Supreme Court Debates Grammar, Syntax In Case That Will Define the Limits of TCPA Litigation

On December 8, 2020, the United States Supreme Court held oral argument in the case of Facebook, Inc. v. Duguid, No. 19-511, concerning the circuit split over what type of equipment qualifies as an “automatic telephone dialing system” (ATDS) within the statutory definition of that term set forth in Telephone Consumer Protection Act (TCPA), 47 U.S.C. § 227, et seq.  Some Circuit Courts (D.C., Third, Seventh and Eleventh) follow the statutory definition and hold that equipment qualifies as an ATDS only if it uses a random or sequential number generator to generate and dial telephone numbers.  Other Circuit Courts (Second, Sixth and Ninth) depart from the statutory definition and hold that equipment qualifies as an ATDS if it automatically dials numbers from a stored list.  In a development that could lift Facebook’s chances of prevailing, the Government joined the Company in asking the Court to follow the statutory definition and hold that use of a random or sequential number generator is necessary for equipment to qualify as an ATDS.
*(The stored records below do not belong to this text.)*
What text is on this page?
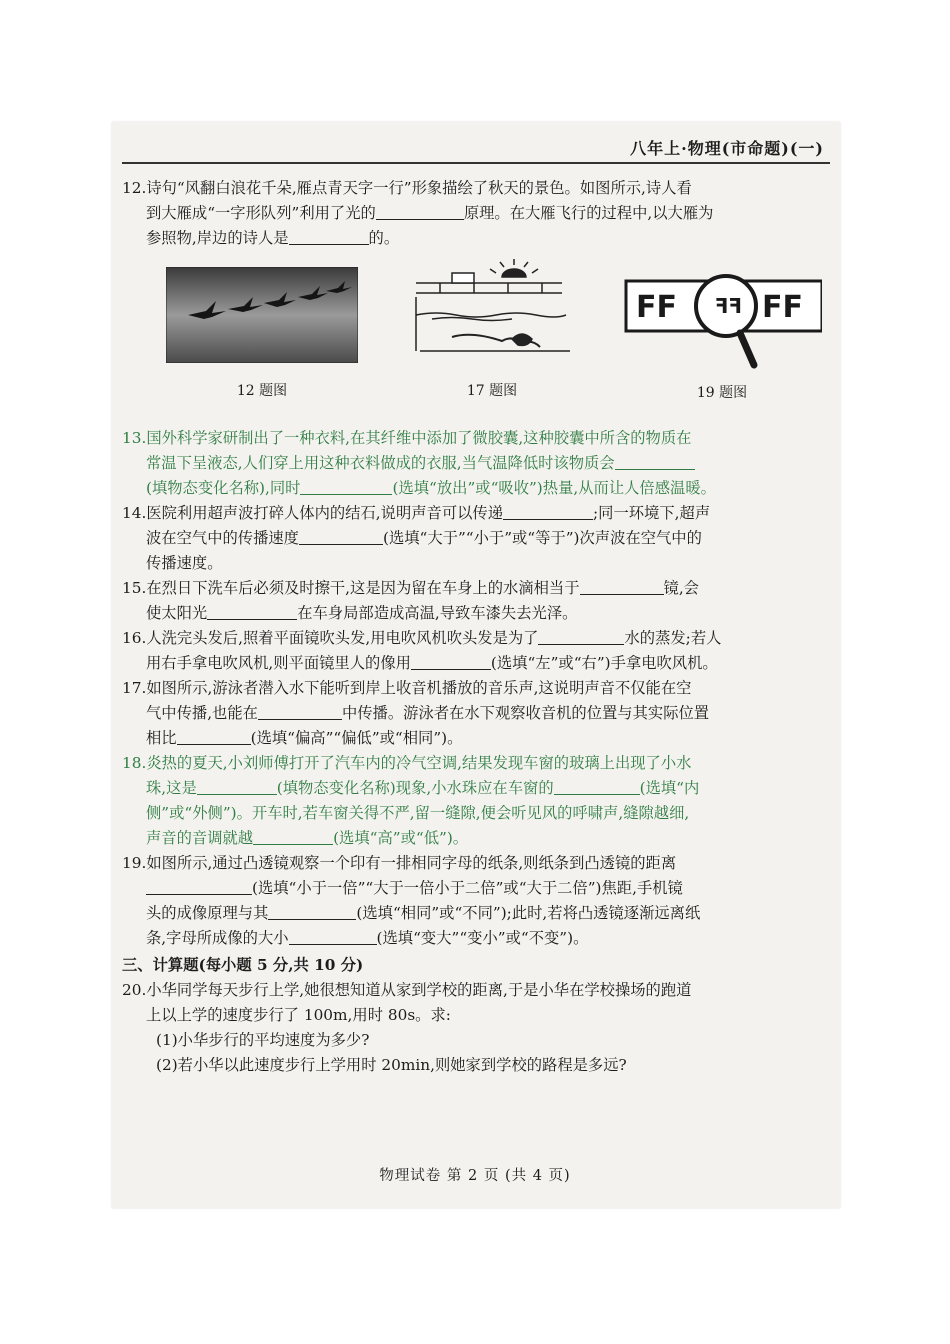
八年上·物理(市命题)(一)

12.诗句“风翻白浪花千朵,雁点青天字一行”形象描绘了秋天的景色。如图所示,诗人看

到大雁成“一字形队列”利用了光的	原理。在大雁飞行的过程中,以大雁为

参照物,岸边的诗人是	的。

12 题图	17 题图
FF	FF
FF
19 题图

13.国外科学家研制出了一种衣料,在其纤维中添加了微胶囊,这种胶囊中所含的物质在

常温下呈液态,人们穿上用这种衣料做成的衣服,当气温降低时该物质会

(填物态变化名称),同时	(选填“放出”或“吸收”)热量,从而让人倍感温暖。

14.医院利用超声波打碎人体内的结石,说明声音可以传递	;同一环境下,超声

波在空气中的传播速度	(选填“大于”“小于”或“等于”)次声波在空气中的

传播速度。

15.在烈日下洗车后必须及时擦干,这是因为留在车身上的水滴相当于	镜,会

使太阳光	在车身局部造成高温,导致车漆失去光泽。

16.人洗完头发后,照着平面镜吹头发,用电吹风机吹头发是为了	水的蒸发;若人

用右手拿电吹风机,则平面镜里人的像用	(选填“左”或“右”)手拿电吹风机。

17.如图所示,游泳者潜入水下能听到岸上收音机播放的音乐声,这说明声音不仅能在空

气中传播,也能在	中传播。游泳者在水下观察收音机的位置与其实际位置

相比	(选填“偏高”“偏低”或“相同”)。

18.炎热的夏天,小刘师傅打开了汽车内的冷气空调,结果发现车窗的玻璃上出现了小水

珠,这是	(填物态变化名称)现象,小水珠应在车窗的	(选填“内

侧”或“外侧”)。开车时,若车窗关得不严,留一缝隙,便会听见风的呼啸声,缝隙越细,

声音的音调就越	(选填“高”或“低”)。

19.如图所示,通过凸透镜观察一个印有一排相同字母的纸条,则纸条到凸透镜的距离

(选填“小于一倍”“大于一倍小于二倍”或“大于二倍”)焦距,手机镜

头的成像原理与其	(选填“相同”或“不同”);此时,若将凸透镜逐渐远离纸

条,字母所成像的大小	(选填“变大”“变小”或“不变”)。

三、计算题(每小题 5 分,共 10 分)

20.小华同学每天步行上学,她很想知道从家到学校的距离,于是小华在学校操场的跑道

上以上学的速度步行了 100m,用时 80s。求:

(1)小华步行的平均速度为多少?

(2)若小华以此速度步行上学用时 20min,则她家到学校的路程是多远?

物理试卷 第 2 页 (共 4 页)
During an oral argument that could easily be repurposed into a high school English grammar lesson, the bulk of the Court’s questions concerned the proper interpretation of the statutory definition of an ATDS, which is “equipment which has the capacity—(A) to store or produce telephone numbers to be called, using a random or sequential number generator; and (B) to dial such numbers.”  The grammatical debate before the Court involved subsection (A) and, specifically, whether equipment that automatically dials number from a stored list without the use of a random or sequential number generator qualifies as an ATDS under the statute.  Facebook and the Government argued that the natural and correct grammatical reading is that the modifying phrase “using a random or sequential number generator” modifies both of the preceding verbs, “store” and “produce.”
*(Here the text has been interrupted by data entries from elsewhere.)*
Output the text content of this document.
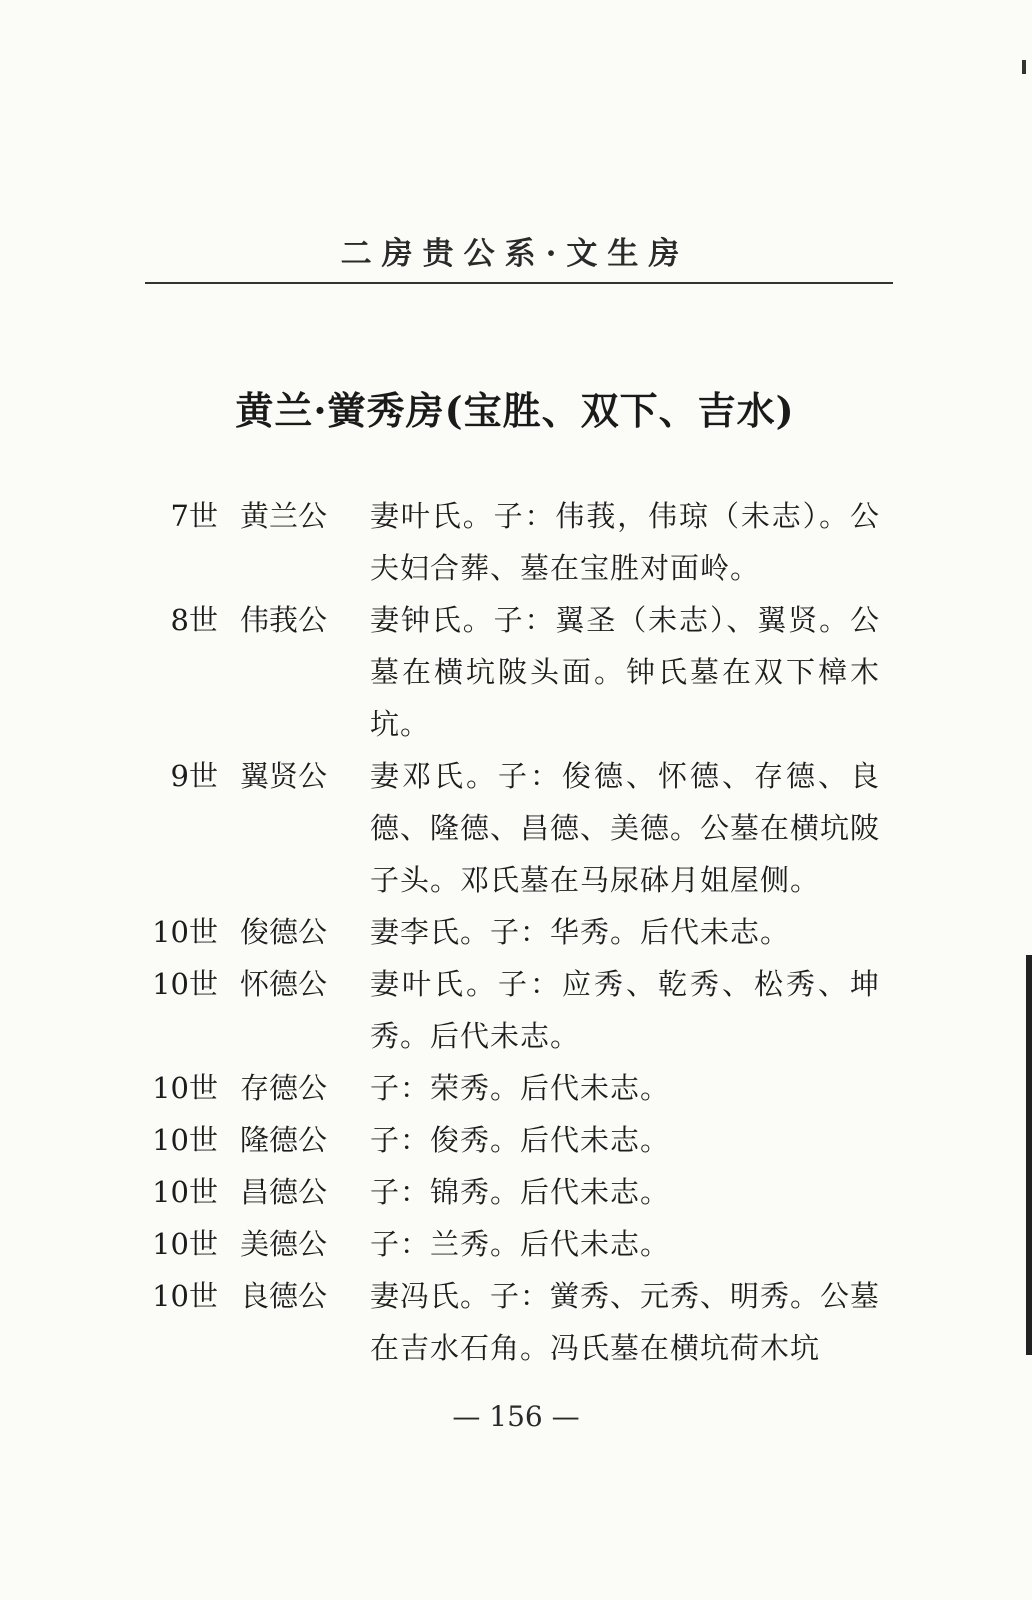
二房贵公系·文生房
黄兰·黉秀房(宝胜、双下、吉水)
7世 黄兰公	妻叶氏。子：伟莪，伟琼（未志）。公夫妇合葬、墓在宝胜对面岭。
8世 伟莪公	妻钟氏。子：翼圣（未志）、翼贤。公墓在横坑陂头面。钟氏墓在双下樟木坑。
9世 翼贤公	妻邓氏。子：俊德、怀德、存德、良德、隆德、昌德、美德。公墓在横坑陂子头。邓氏墓在马尿砵月姐屋侧。
10世 俊德公	妻李氏。子：华秀。后代未志。
10世 怀德公	妻叶氏。子：应秀、乾秀、松秀、坤秀。后代未志。
10世 存德公	子：荣秀。后代未志。
10世 隆德公	子：俊秀。后代未志。
10世 昌德公	子：锦秀。后代未志。
10世 美德公	子：兰秀。后代未志。
10世 良德公	妻冯氏。子：黉秀、元秀、明秀。公墓在吉水石角。冯氏墓在横坑荷木坑
— 156 —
Facebook’s attorney, Paul Clement, adeptly answered some tough questions from the Justices.  Justice Kagan, for example, presented a hypothetical statute making it “illegal to stab or shoot another person with a firearm,” and asked whether she would violate the law if she stabbed someone with a knife.  Mr. Clement convincingly responded that while it is possible to formulate hypotheticals such as this “where the mind just sort of rebels at the combination of the two words,” the actual statutory definition at issue did not present “any comparable logical inconsistency or linguistic impossibility,” as it is perfectly sensible for an ATDS to mean equipment with the capacity to “store telephone numbers to be called using a random or sequential number generator.”
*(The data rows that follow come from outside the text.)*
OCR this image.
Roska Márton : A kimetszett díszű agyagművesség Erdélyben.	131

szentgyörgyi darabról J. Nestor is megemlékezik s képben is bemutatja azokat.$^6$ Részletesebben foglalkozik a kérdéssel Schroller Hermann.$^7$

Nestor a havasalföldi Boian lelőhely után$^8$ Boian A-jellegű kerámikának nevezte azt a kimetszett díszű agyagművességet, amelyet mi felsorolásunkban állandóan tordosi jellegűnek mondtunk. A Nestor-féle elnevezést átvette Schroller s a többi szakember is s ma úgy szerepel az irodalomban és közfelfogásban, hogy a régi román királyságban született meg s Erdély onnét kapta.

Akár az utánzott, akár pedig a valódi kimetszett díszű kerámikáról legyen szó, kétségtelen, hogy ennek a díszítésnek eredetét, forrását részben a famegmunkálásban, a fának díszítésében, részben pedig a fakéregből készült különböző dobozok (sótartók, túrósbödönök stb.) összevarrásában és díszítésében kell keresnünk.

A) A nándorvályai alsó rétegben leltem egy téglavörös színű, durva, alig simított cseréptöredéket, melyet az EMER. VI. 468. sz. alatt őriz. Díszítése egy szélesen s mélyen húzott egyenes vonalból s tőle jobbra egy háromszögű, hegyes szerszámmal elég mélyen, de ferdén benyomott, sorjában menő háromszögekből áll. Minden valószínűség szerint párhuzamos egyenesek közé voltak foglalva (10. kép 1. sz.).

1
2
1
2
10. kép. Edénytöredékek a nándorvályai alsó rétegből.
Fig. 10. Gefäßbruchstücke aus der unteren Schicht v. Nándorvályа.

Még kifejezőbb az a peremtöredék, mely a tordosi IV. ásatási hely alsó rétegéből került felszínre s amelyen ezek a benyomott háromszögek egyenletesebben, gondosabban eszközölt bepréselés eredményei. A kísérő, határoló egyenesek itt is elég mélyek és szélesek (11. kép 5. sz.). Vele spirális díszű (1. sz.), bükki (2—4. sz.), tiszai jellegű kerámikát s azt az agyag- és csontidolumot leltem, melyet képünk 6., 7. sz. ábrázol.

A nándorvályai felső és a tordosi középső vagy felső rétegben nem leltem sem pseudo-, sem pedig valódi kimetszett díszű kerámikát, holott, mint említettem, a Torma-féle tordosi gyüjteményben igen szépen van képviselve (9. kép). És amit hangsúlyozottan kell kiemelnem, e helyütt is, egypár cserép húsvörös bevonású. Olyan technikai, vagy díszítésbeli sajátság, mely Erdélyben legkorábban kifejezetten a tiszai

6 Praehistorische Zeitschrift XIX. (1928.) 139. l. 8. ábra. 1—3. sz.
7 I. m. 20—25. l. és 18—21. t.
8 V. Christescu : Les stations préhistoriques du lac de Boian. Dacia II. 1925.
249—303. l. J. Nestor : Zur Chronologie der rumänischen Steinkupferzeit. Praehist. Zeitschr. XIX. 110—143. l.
Duguid’s attorney, Bryan Garner, faced a largely skeptical bench.  The Chief Justice stated that if you just go by what ordinary people would understand the statute to prohibit on “first blush,” then Facebook would seem to have the better reading.  Justices Roberts and Alito wondered whether the TCPA’s 1991 text was “anachronistic, if not vestigial” when applied to modern technology like instant messaging and therefore “obsolete.”  Justices Sotomayor and Gorsuch were concerned that adopting Duguid’s interpretation “that every cell phone owner would be subject to” TCPA liability and thereby “make … a criminal of us all.”  And Justice Barrett made reference to a Seventh Circuit opinion she authored in 2019 endorsing Facebook’s position.

However the Court decides the issue, the forthcoming ruling is likely to have significant impact on TCPA litigation across the country.  Brooks Brown and his Goodwin TCPA team, which represents numerous clients in TCPA litigation and compliance matters, is closely monitoring the case and will provide additional information when the ruling becomes available.